You Oughta Know
The herd mentality. Students support each other throughout the recruiting process. Students are discouraged from developing the “herd mentality” that sometimes pervades the recruiting process and leads a large number of students to interview with only a handful of recruiters. However, Tuck still sends nearly 60% of its graduates into the traditional MBA industries of consulting and finance, one of the highest proportions of any business school. Ironically, it is the “herd mentality” that contributes to the need for some recruiters to have to employ an especially rigorous screening process that involves inquiring about a student’s grades.
Connections. Coupled with its small-town charm and the inherent insular bubble of Dartmouth is the fact that Tuck offers legitimate access to top recruiters and networks, both in the Northeast as well as throughout the U.S. and abroad. The school has strong ties to Manhattan in both the finance and consulting sectors, and these connections produce results. More than 700 companies, both domestic and international, actively recruit at Tuck (even though each class has fewer than 300 students). Ninety-two percent of the Class of 2015 who were seeking employment had accepted a job by graduation; three months later, that number was up to 99%. These are as high as the employment rates of any top-tier school we’ve seen, including the likes of Harvard and Stanford.

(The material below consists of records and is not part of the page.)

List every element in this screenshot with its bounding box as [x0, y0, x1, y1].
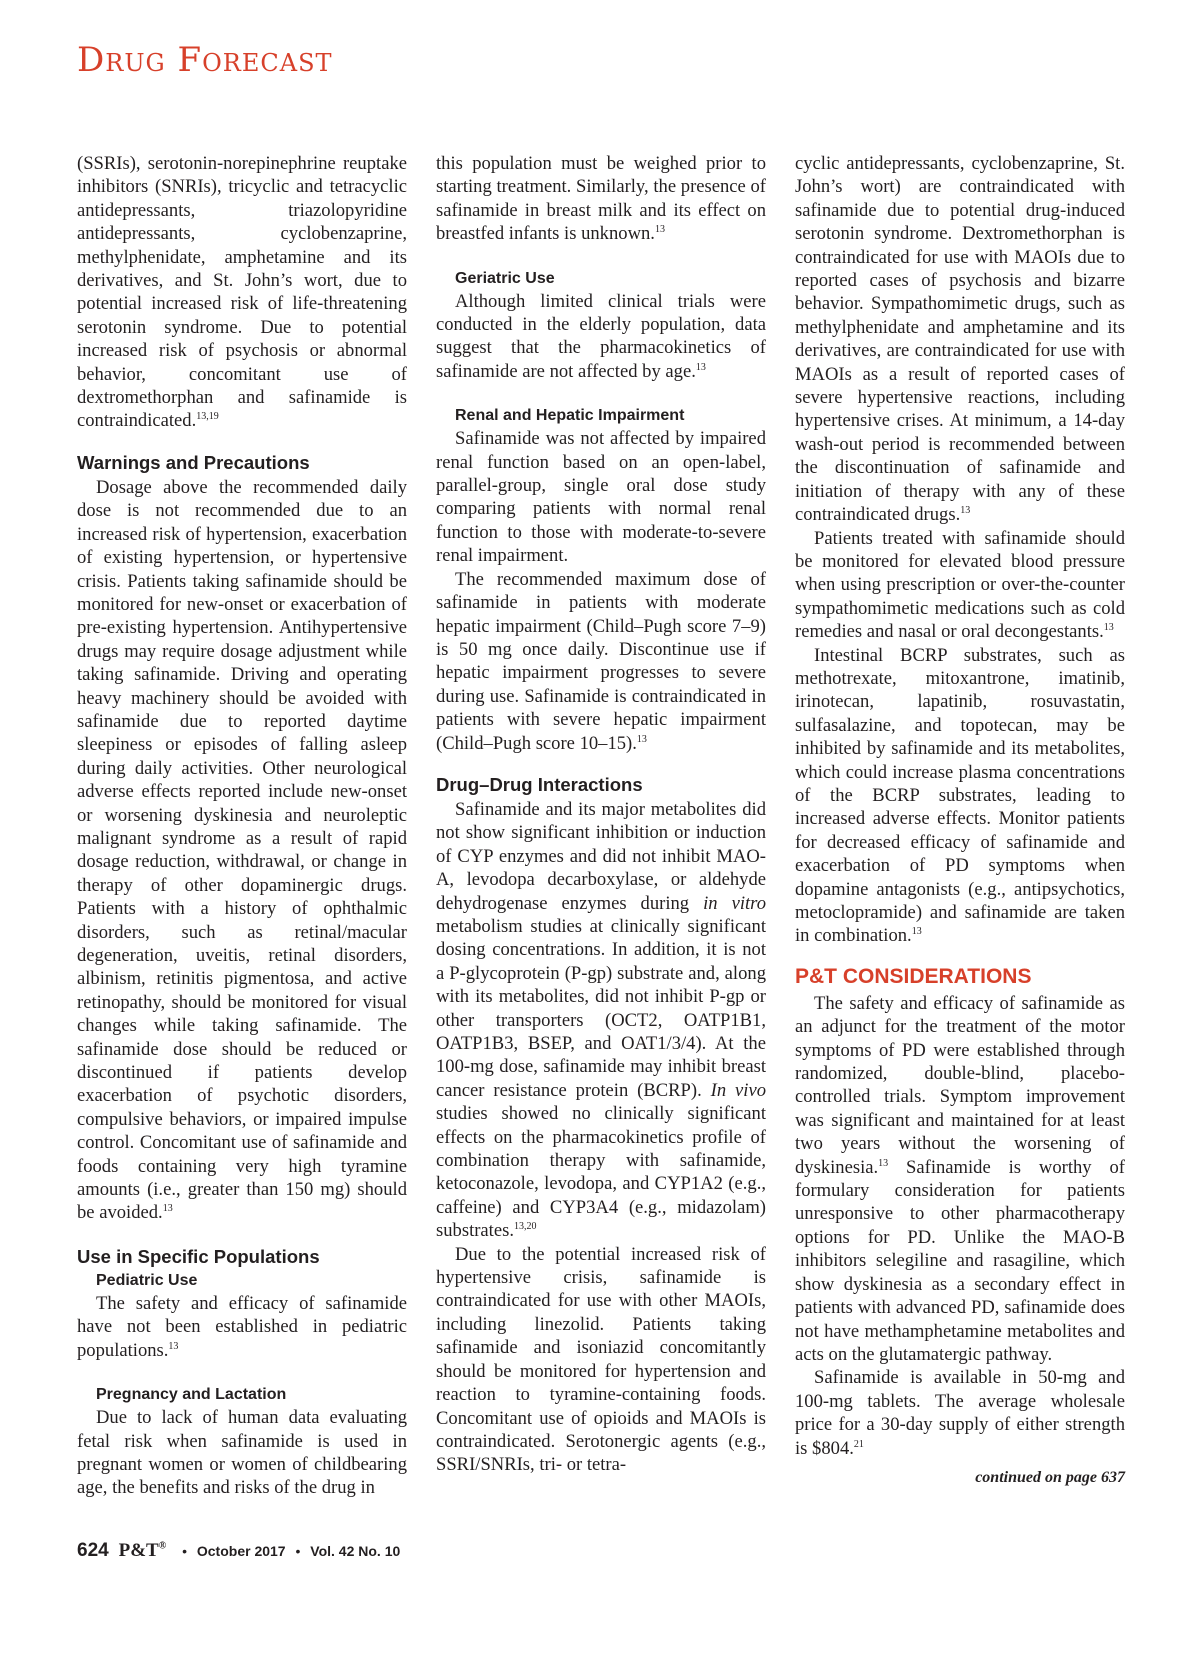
text-column-2 [436, 152, 766, 1477]
heading-specific-populations: Use in Specific Populations [77, 1245, 320, 1267]
heading-pt-considerations: P&T CONSIDERATIONS [795, 964, 1032, 988]
paragraph: (SSRIs), serotonin-norepinephrine reuptake inhibitors (SNRIs), tricyclic and tetracyclic antidepressants, triazolopyridine antidepressants, cyclobenzaprine, methylphenidate, amphetamine and its derivatives, and St. John’s wort, due to potential increased risk of life-threatening serotonin syndrome. Due to potential increased risk of psychosis or abnormal behavior, concomitant use of dextromethorphan and safinamide is contraindicated.$^{13,19}$ [77, 153, 407, 432]
paragraph: Dosage above the recommended daily dose is not recommended due to an increased risk of hypertension, exacerbation of existing hypertension, or hypertensive crisis. Patients taking safinamide should be monitored for new-onset or exacerbation of pre-existing hypertension. Antihypertensive drugs may require dosage adjustment while taking safinamide. Driving and operating heavy machinery should be avoided with safinamide due to reported daytime sleepiness or episodes of falling asleep during daily activities. Other neurological adverse effects reported include new-onset or worsening dyskinesia and neuroleptic malignant syndrome as a result of rapid dosage reduction, withdrawal, or change in therapy of other dopaminergic drugs. Patients with a history of ophthalmic disorders, such as retinal/macular degeneration, uveitis, retinal disorders, albinism, retinitis pigmentosa, and active retinopathy, should be monitored for visual changes while taking safinamide. The safinamide dose should be reduced or discontinued if patients develop exacerbation of psychotic disorders, compulsive behaviors, or impaired impulse control. Concomitant use of safinamide and foods containing very high tyramine amounts (i.e., greater than 150 mg) should be avoided.$^{13}$ [77, 476, 407, 1224]
reference: 13 [168, 1340, 179, 1352]
reference: 13 [1103, 621, 1114, 633]
reference: 13 [911, 926, 922, 938]
issue-date: October 2017 [196, 1543, 286, 1559]
text-column-1 [77, 152, 407, 1500]
paragraph: Due to lack of human data evaluating fetal risk when safinamide is used in pregnant women or women of childbearing age, the benefits and risks of the drug in [77, 1407, 407, 1499]
section-banner: Drug Forecast [77, 40, 333, 80]
reference: 13 [960, 504, 971, 516]
paragraph: The safety and efficacy of safinamide as an adjunct for the treatment of the motor symptoms of PD were established through randomized, double-blind, placebo-controlled trials. Symptom improvement was significant and maintained for at least two years without the worsening of dyskinesia.$^{13}$ Safinamide is worthy of formulary consideration for patients unresponsive to other pharmacotherapy options for PD. Unlike the MAO-B inhibitors selegiline and rasagiline, which show dyskinesia as a secondary effect in patients with advanced PD, safinamide does not have methamphetamine metabolites and acts on the glutamatergic pathway. [795, 992, 1125, 1365]
paragraph: Patients treated with safinamide should be monitored for elevated blood pressure when using prescription or over-the-counter sympathomimetic medications such as cold remedies and nasal or oral decongestants.$^{13}$ [795, 527, 1125, 643]
continued-note: continued on page 637 [975, 1468, 1125, 1486]
paragraph: The recommended maximum dose of safinamide in patients with moderate hepatic impairment (Child–Pugh score 7–9) is 50 mg once daily. Discontinue use if hepatic impairment progresses to severe during use. Safinamide is contraindicated in patients with severe hepatic impairment (Child–Pugh score 10–15).$^{13}$ [436, 568, 766, 754]
heading-drug-interactions: Drug–Drug Interactions [436, 773, 643, 795]
heading-geriatric: Geriatric Use [455, 269, 555, 287]
reference: 13 [162, 1203, 173, 1215]
paragraph: Safinamide and its major metabolites did not show significant inhibition or induction of CYP enzymes and did not inhibit MAO-A, levodopa decarboxylase, or aldehyde dehydrogenase enzymes during in vitro metabolism studies at clinically significant dosing concentrations. In addition, it is not a P-glycoprotein (P-gp) substrate and, along with its metabolites, did not inhibit P-gp or other transporters (OCT2, OATP1B1, OATP1B3, BSEP, and OAT1/3/4). At the 100-mg dose, safinamide may inhibit breast cancer resistance protein (BCRP). In vivo studies showed no clinically significant effects on the pharmacokinetics profile of combination therapy with safinamide, ketoconazole, levodopa, and CYP1A2 (e.g., caffeine) and CYP3A4 (e.g., midazolam) substrates.$^{13,20}$ [436, 798, 766, 1242]
reference: 13 [636, 733, 647, 745]
paragraph: Safinamide is available in 50-mg and 100-mg tablets. The average wholesale price for a 30-day supply of either strength is $804.21 [795, 1367, 1125, 1459]
reference: 13 [695, 361, 706, 373]
heading-warnings: Warnings and Precautions [77, 451, 310, 473]
volume-info: Vol. 42 No. 10 [310, 1543, 401, 1559]
reference: 21 [853, 1438, 864, 1450]
reference: 13 [878, 1157, 889, 1169]
paragraph: Intestinal BCRP substrates, such as methotrexate, mitoxantrone, imatinib, irinotecan, lapatinib, rosuvastatin, sulfasalazine, and topotecan, may be inhibited by safinamide and its metabolites, which could increase plasma concentrations of the BCRP substrates, leading to increased adverse effects. Monitor patients for decreased efficacy of safinamide and exacerbation of PD symptoms when dopamine antagonists (e.g., antipsychotics, metoclopramide) and safinamide are taken in combination.$^{13}$ [795, 644, 1125, 947]
reference: 13 [654, 224, 665, 236]
text-column-3 [795, 152, 1125, 1489]
journal-name: P&T® [118, 1540, 167, 1561]
paragraph: Safinamide was not affected by impaired renal function based on an open-label, parallel-group, single oral dose study comparing patients with normal renal function to those with moderate-to-severe renal impairment. [436, 428, 766, 567]
paragraph: Although limited clinical trials were conducted in the elderly population, data suggest that the pharmacokinetics of safinamide are not affected by age.$^{13}$ [436, 290, 766, 382]
reference: 13,19 [196, 411, 219, 423]
paragraph: cyclic antidepressants, cyclobenzaprine, St. John’s wort) are contraindicated with safinamide due to potential drug-induced serotonin syndrome. Dextromethorphan is contraindicated for use with MAOIs due to reported cases of psychosis and bizarre behavior. Sympathomimetic drugs, such as methylphenidate and amphetamine and its derivatives, are contraindicated for use with MAOIs as a result of reported cases of severe hypertensive reactions, including hypertensive crises. At minimum, a 14-day wash-out period is recommended between the discontinuation of safinamide and initiation of therapy with any of these contraindicated drugs.$^{13}$ [795, 153, 1125, 526]
page-number: 624 [77, 1540, 109, 1561]
page-footer: 624 P&T® • October 2017 • Vol. 42 No. 10 [77, 1540, 401, 1561]
paragraph: this population must be weighed prior to starting treatment. Similarly, the presence of safinamide in breast milk and its effect on breastfed infants is unknown.$^{13}$ [436, 153, 766, 245]
paragraph: Due to the potential increased risk of hypertensive crisis, safinamide is contraindicated for use with other MAOIs, including linezolid. Patients taking safinamide and isoniazid concomitantly should be monitored for hypertension and reaction to tyramine-containing foods. Concomitant use of opioids and MAOIs is contraindicated. Serotonergic agents (e.g., SSRI/SNRIs, tri- or tetra- [436, 1243, 766, 1476]
heading-pediatric: Pediatric Use [96, 1271, 198, 1289]
reference: 13,20 [513, 1221, 537, 1233]
paragraph: The safety and efficacy of safinamide have not been established in pediatric populations.$^{13}$ [77, 1292, 407, 1361]
heading-renal-hepatic: Renal and Hepatic Impairment [455, 407, 685, 425]
heading-pregnancy: Pregnancy and Lactation [96, 1386, 287, 1404]
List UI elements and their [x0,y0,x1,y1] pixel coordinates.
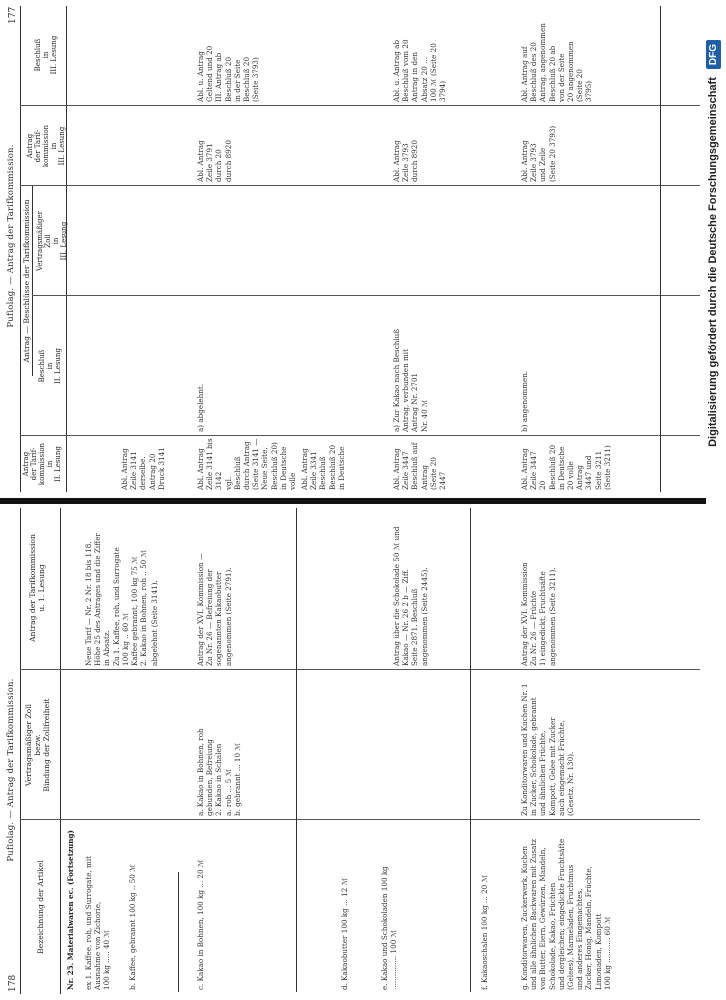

Private equity and venture capital. As we mentioned in the Tuck Snapshot section, Tuck is not usually mentioned in lists of “finance schools,” but it is quite well regarded within finance circles. Twenty-four percent of Tuck students go directly into the finance industry upon graduation, which isn’t too far behind more traditional finance schools like NYU Stern (34%), Wharton (37%), Columbia (37%), and Chicago Booth (35%). It’s known particularly in private equity circles as a “hidden gem” among business schools. The school’s strong connections and deep roots in the industry contribute to its reputation in this notoriously insular industry.
A little bit of everything. Unlike business schools that have established a clear brand in finance, or technology, or marketing, Tuck grads’ career paths are distinguished by their breadth across disciplines. Of the remaining class who did not pursue finance or consulting jobs, popular choices were technology (18%) and consumer goods (10%). However, given its small class size, it’s surprising to see decent representation going into health care (6%), manufacturing (2%), and energy (2%). Most schools its size send no graduates at all into many of these industries.
Northeast dominance. Over half (51%) of the Class of 2014 remained in the Northeast; that’s higher than any other top-tier school except Yale (51%) and NYU Stern (73%). Even top-rated business schools tend to place the majority of their graduates close to home. While this is often a result of stronger relationships with employers in a school’s region, graduates often choose to attend a business school where they ultimately wish to live post-MBA. Most schools have mobility and strong alumni networks across the country and globally, but applicants would be wise to consider placement statistics by location when considering which schools to target.